Quantified Value of Gated Fusion: By decoupling the "replace with SSM" and "add Gating + AdaLN" steps, the paper demonstrates that the former alone is insufficient, and the latter is what recovers quality. This provides a clear takeaway for subsequent Mamba-based sequence modeling.

Limitations & Future Work¶

Focuses on conditioning efficiency rather than fine-grained emotional control—AdaLN provides global rather than segment-wise expressive style cues.
Trained primarily on English data; while cross-lingual (CSS10) generalization is decent, errors in stress/pausing for long German compound words remain.
Diffusion decoder remains the latency bottleneck, limiting the end-to-end RTF improvement of the encoder. Deployment benefits are more significant in memory usage and throughput.
Absolute gains are relatively small (MOS ≈ +0.07, RTF ≈ −0.0005); the authors characterize this as an "encoder-side refinement" rather than a paradigm shift.

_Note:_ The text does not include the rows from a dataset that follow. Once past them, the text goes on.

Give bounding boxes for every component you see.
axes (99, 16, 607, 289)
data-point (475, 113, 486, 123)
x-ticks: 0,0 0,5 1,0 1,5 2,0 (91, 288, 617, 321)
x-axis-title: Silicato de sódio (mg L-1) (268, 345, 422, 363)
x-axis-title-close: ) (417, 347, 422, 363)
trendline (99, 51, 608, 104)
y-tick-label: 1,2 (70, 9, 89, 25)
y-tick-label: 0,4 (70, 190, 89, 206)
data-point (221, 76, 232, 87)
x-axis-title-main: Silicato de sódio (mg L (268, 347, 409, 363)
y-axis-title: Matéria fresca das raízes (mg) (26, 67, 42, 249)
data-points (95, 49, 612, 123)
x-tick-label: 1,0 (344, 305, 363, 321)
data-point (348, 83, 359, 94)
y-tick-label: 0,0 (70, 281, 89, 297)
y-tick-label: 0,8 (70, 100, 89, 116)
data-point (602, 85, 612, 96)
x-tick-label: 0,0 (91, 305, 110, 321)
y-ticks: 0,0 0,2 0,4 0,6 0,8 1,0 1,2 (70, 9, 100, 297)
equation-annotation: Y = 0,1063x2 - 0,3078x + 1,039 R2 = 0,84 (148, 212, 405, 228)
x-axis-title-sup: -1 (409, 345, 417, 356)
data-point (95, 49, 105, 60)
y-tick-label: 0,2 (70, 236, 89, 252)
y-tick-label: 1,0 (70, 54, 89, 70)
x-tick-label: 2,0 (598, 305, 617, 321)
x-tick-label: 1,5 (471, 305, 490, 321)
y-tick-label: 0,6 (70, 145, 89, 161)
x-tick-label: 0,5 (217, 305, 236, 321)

vs. Attention-based TTS (Tacotron/JETS/StyleTTS2): These offer strong alignment and style modeling but with quadratic complexity and global interactions unsuitable for streaming, motivating the need for linear-time, bounded-activation conditioning stacks.
vs. Hybrid Mamba (Jiang/Zhang 2024): MVC replaces simple bi-Mamba concatenation with gated forward-backward fusion + AdaLN, using capacity-matched baselines to isolate the architectural effects of removing attention.
Insight: To leverage the advantages of SSMs in sequential conditioning tasks, mechanisms like gating and conditional modulation (AdaLN) are necessary; simple backbone replacement is usually insufficient to match Transformer quality. "Heavy training module, light inference SSM" is a deployment paradigm worth promoting.

Rating¶

Novelty: ⭐⭐⭐ — The "full SSM conditioning stack at inference" is a clean and previously unverified hypothesis. The combination of gated fusion and AdaLN is novel, though the overall work is a refined reorganization of existing components (Mamba/StyleTTS2/AdaLN).
Experimental Thoroughness: ⭐⭐⭐⭐ — Strict protocol matching; covers ID/OOD/zero-shot/cross-lingual/long-form/streaming. Ablations cover components, depth, and fusion types with solid statistical testing.
Writing Quality: ⭐⭐⭐⭐ — Honest about small gains, clearly defines baseline boundaries, and presents modest but justified claims.
Value: ⭐⭐⭐ — Friendly for deployment (memory/throughput/long-form stability) as a plug-and-play efficient conditioning module. However, because diffusion still dominates latency, the impact is more an engineering refinement than a breakthrough.